Despite the recent collapse in oil prices and a dim medium-term outlook, there appears to be no end to the intoxicating superlatives which knowledgeable international industry analysts are employing to quantify the extent of Guyana’s oil reserves and potential wealth. At the same time, those analysts are urging Guyana not to look a gift horse in the mouth by going down the same counterproductive road taken by other underdeveloped countries that failed to make the most of the oil wealth with which they had been blessed.
The latest such assessment of the extent of the country’s oil riches and the possibilities that repose therein has come from the United Kingdom-based global energy consulting group, Wood Mackenzie, which says that its analysis “models almost six billion barrels of oil in Guyana’s oil fields and sets a time line of 2028 for the lifting of output to over 1.1 million barrels per day. At that point, Wood Mackenzie says, Guyana will be elevated to the position of being just the eleventh country in the history of oil recovery to reach the 1 million barrel-per-day milestone.
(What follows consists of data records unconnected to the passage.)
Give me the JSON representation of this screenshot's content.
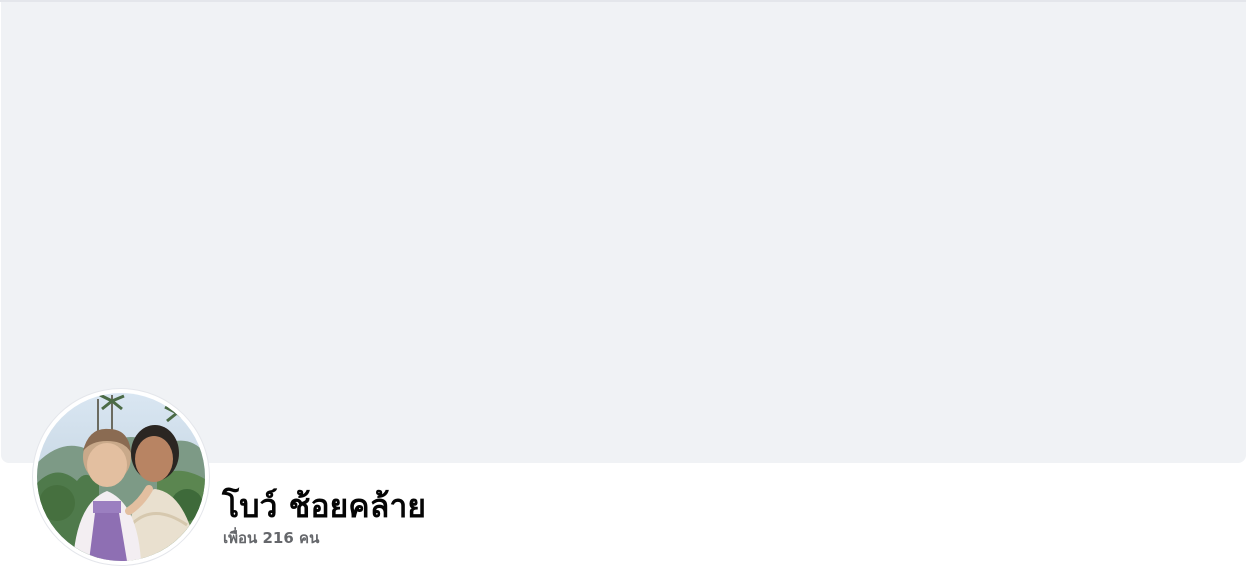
{
  "profile": {
    "name": "โบว์ ช้อยคล้าย",
    "friends_text": "เพื่อน 216 คน",
    "avatar_icon": "profile-photo"
  },
  "colors": {
    "cover": "#f0f2f5",
    "name": "#050505",
    "secondary_text": "#65676b",
    "background": "#ffffff"
  }
}
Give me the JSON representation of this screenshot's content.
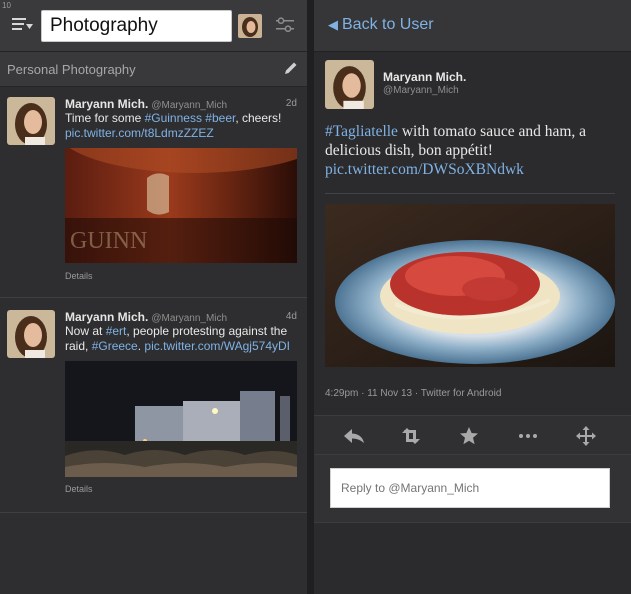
{
  "left": {
    "corner_number": "10",
    "search": {
      "value": "Photography"
    },
    "subhead": "Personal Photography",
    "tweets": [
      {
        "name": "Maryann Mich.",
        "handle": "@Maryann_Mich",
        "time": "2d",
        "text_parts": [
          "Time for some ",
          "#Guinness",
          " ",
          "#beer",
          ", cheers!"
        ],
        "link": "pic.twitter.com/t8LdmzZZEZ",
        "details": "Details"
      },
      {
        "name": "Maryann Mich.",
        "handle": "@Maryann_Mich",
        "time": "4d",
        "text_parts": [
          "Now at ",
          "#ert",
          ", people protesting against the raid, ",
          "#Greece",
          ". "
        ],
        "link": "pic.twitter.com/WAgj574yDI",
        "details": "Details"
      }
    ]
  },
  "right": {
    "back_label": "Back to User",
    "tweet": {
      "name": "Maryann Mich.",
      "handle": "@Maryann_Mich",
      "hashtag": "#Tagliatelle",
      "text": " with tomato sauce and ham, a delicious dish, bon appétit!",
      "link": "pic.twitter.com/DWSoXBNdwk",
      "meta": "4:29pm · 11 Nov 13 · Twitter for Android"
    },
    "actions": [
      "reply-icon",
      "retweet-icon",
      "favorite-star-icon",
      "more-icon",
      "move-icon"
    ],
    "reply_placeholder": "Reply to @Maryann_Mich"
  },
  "colors": {
    "link": "#7fb2e5",
    "background": "#2b2b2d"
  }
}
“Untold riches” is what Wood Mackenzie says Guyana can anticipate from its giant oilfields. “The giant oil fields will deliver untold riches to this nation of only 0.8 million people,” Wood Mackenzie declares, adding that Guyana will, as output builds, rise to be king of the heap. Production per capita will eclipse even that of the leading Middle East producers, Kuwait, UAE and Saudi Arabia,” it adds. A significant bonus, Wood Mackenzie explains, has to do with the fact that Guyana’s crude is “mostly light” so that it meets “the market’s increasing need for relatively low-carbon-intensity liquids. They are also low cost – the breakeven of under US$30/barrel (NPV10) competes with the very best new projects, conventional or unconventional,” the UK firm adds.
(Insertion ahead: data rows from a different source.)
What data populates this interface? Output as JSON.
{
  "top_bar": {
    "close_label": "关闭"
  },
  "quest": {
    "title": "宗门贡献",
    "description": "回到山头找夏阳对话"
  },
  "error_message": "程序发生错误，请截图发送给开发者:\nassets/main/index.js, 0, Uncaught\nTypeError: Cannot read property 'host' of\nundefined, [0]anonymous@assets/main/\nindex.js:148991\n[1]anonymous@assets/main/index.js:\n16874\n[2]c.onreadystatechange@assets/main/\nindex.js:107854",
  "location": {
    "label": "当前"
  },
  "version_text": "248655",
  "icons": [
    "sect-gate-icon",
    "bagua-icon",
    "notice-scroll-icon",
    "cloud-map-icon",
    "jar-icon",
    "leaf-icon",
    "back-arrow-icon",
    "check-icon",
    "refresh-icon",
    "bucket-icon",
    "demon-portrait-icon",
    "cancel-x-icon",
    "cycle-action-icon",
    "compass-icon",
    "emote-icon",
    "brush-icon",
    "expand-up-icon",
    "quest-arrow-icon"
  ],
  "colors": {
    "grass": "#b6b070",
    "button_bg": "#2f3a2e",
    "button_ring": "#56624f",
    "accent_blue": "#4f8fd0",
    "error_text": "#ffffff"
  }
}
According to Law Insider, NPV10 means with respect to any Proved Reserves as expected to be produced from the properties of the Corporation, the net present value of the future net revenues expected to accrue to the Corporation’s interests in such Reserves during the remaining expected economic lives of such Reserves, discounted at 10% per annum.
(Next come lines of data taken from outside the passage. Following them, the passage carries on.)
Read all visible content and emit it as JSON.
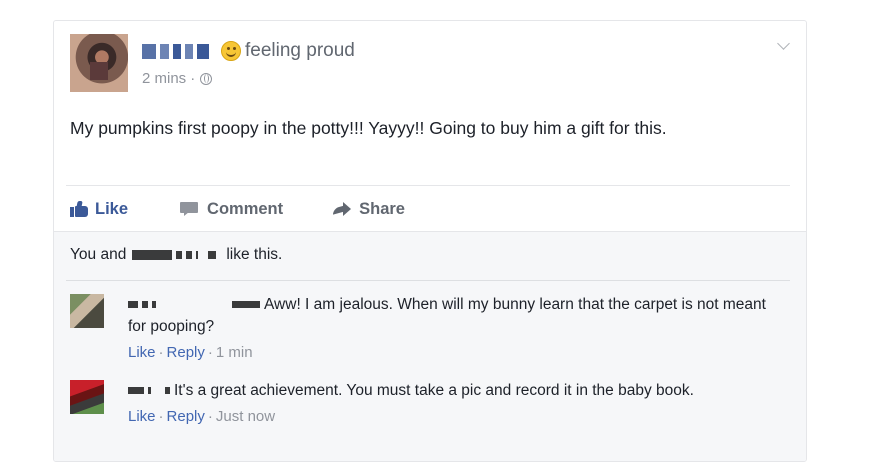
{
  "post": {
    "feeling": "feeling proud",
    "time": "2 mins",
    "meta_separator": "·",
    "text": "My pumpkins first poopy in the potty!!! Yayyy!! Going to buy him a gift for this."
  },
  "actions": {
    "like": "Like",
    "comment": "Comment",
    "share": "Share"
  },
  "likes": {
    "prefix": "You and",
    "suffix": "like this."
  },
  "comments": [
    {
      "text": "Aww! I am jealous. When will my bunny learn that the carpet is not meant for pooping?",
      "like": "Like",
      "reply": "Reply",
      "sep": "·",
      "time": "1 min"
    },
    {
      "text": "It's a great achievement. You must take a pic and record it in the baby book.",
      "like": "Like",
      "reply": "Reply",
      "sep": "·",
      "time": "Just now"
    }
  ],
  "colors": {
    "link_blue": "#3b5998",
    "meta_gray": "#90949c",
    "ufi_background": "#f6f7f9"
  },
  "icons": [
    "feeling-smile-icon",
    "globe-icon",
    "chevron-down-icon",
    "like-thumb-icon",
    "comment-bubble-icon",
    "share-arrow-icon"
  ]
}
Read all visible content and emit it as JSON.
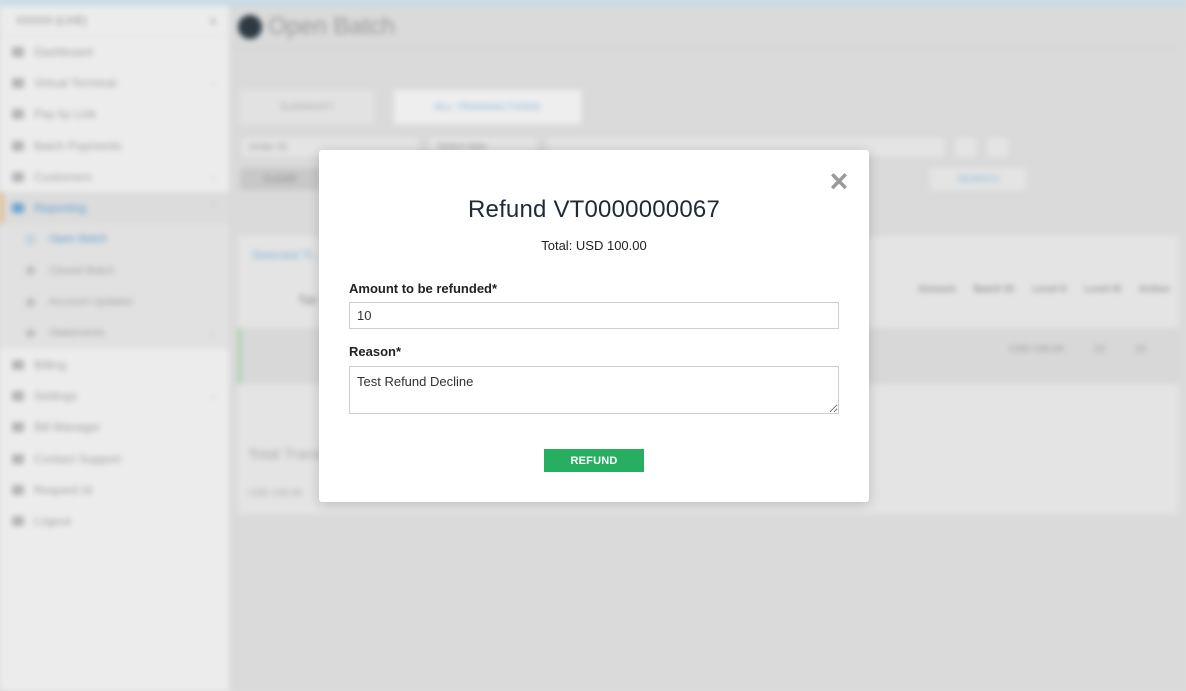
{
  "app": {
    "page_title": "Open Batch",
    "sidebar": {
      "account": "XXXXX (LIVE)",
      "items": [
        {
          "label": "Dashboard"
        },
        {
          "label": "Virtual Terminal"
        },
        {
          "label": "Pay by Link"
        },
        {
          "label": "Batch Payments"
        },
        {
          "label": "Customers"
        },
        {
          "label": "Reporting"
        },
        {
          "label": "Open Batch"
        },
        {
          "label": "Closed Batch"
        },
        {
          "label": "Account Updates"
        },
        {
          "label": "Statements"
        },
        {
          "label": "Billing"
        },
        {
          "label": "Settings"
        },
        {
          "label": "Bill Manager"
        },
        {
          "label": "Contact Support"
        },
        {
          "label": "Request Id"
        },
        {
          "label": "Logout"
        }
      ]
    },
    "tabs": [
      "SUMMARY",
      "ALL TRANSACTIONS"
    ],
    "filters": {
      "order": "Order ID",
      "date": "Select date",
      "clear": "CLEAR",
      "search": "SEARCH"
    },
    "panel": {
      "selected": "Selected Tr...",
      "col_type": "Typ",
      "columns": [
        "Amount",
        "Batch ID",
        "Level II",
        "Level III",
        "Action"
      ],
      "row_values": [
        "USD 100.00",
        "23",
        "23"
      ],
      "total_label": "Total Trans...",
      "total_value": "USD 100.00"
    }
  },
  "modal": {
    "title": "Refund VT0000000067",
    "total": "Total: USD 100.00",
    "amount_label": "Amount to be refunded*",
    "amount_value": "10",
    "reason_label": "Reason*",
    "reason_value": "Test Refund Decline",
    "refund_button": "REFUND",
    "close_icon": "×"
  }
}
All of this, however, amounts to no more than an objective perspective of where its oil reserves can take this 83,000-square mile republic. Mindful of the examples of other developing countries, notably in Africa, which fell flat on their faces, oil wealth notwithstanding, Wood Mackenzie says that given the likelihood that Guyana may well be “the last new major oil-producing country,” what is important now is that critical lessons are learned from those who have gone before. “There’s a long list of developing countries, including some in Latin America, which have struck black gold and failed to make the most of it,” Wood Mackenzie reminds.
Even so, the UK analysts wax optimistic about the prospects of Guyana ‘getting it right.’ The country’s economy, it says, will be transformed as annual capital expenditure on the project will average US$4 billion a year this decade – the same as the 2019 GDP. “Much will be spent on production equipment outside Guyana, but considerable investment will flow into infrastructure onshore and offshore to support the growing oil industry.” More than that, the firm says, the prospects for immediate positive change are good given that, according to its calculations, “revenue from royalty and tax starts flowing this year and climbs progressively to an annual peak of US$13 billion by 2029.” Annual tax income, Wood Mackenzie says, will average US$7 billion over the next 20 years – almost double 2019 GDP. After averaging 2.9% annually this century, Wood Mackenzie forecasts a 78% rise in 2020; adding more to GDP in one year than the economy has accumulated since 1960.
Extending its optimism beyond its predictions, Wood Mackenzie says that, in time, Guyana’s revenue from the country’s oil & gas industry may be even greater than its analysis suggests. “There’s no sign that success with the drill bit is waning and there are plenty of exploration wells to be drilled,” it says, adding that its fiscal estimates “exclude 2 billion barrels of discovered gas and condensate reserves for which there is no plan yet for commercialization.”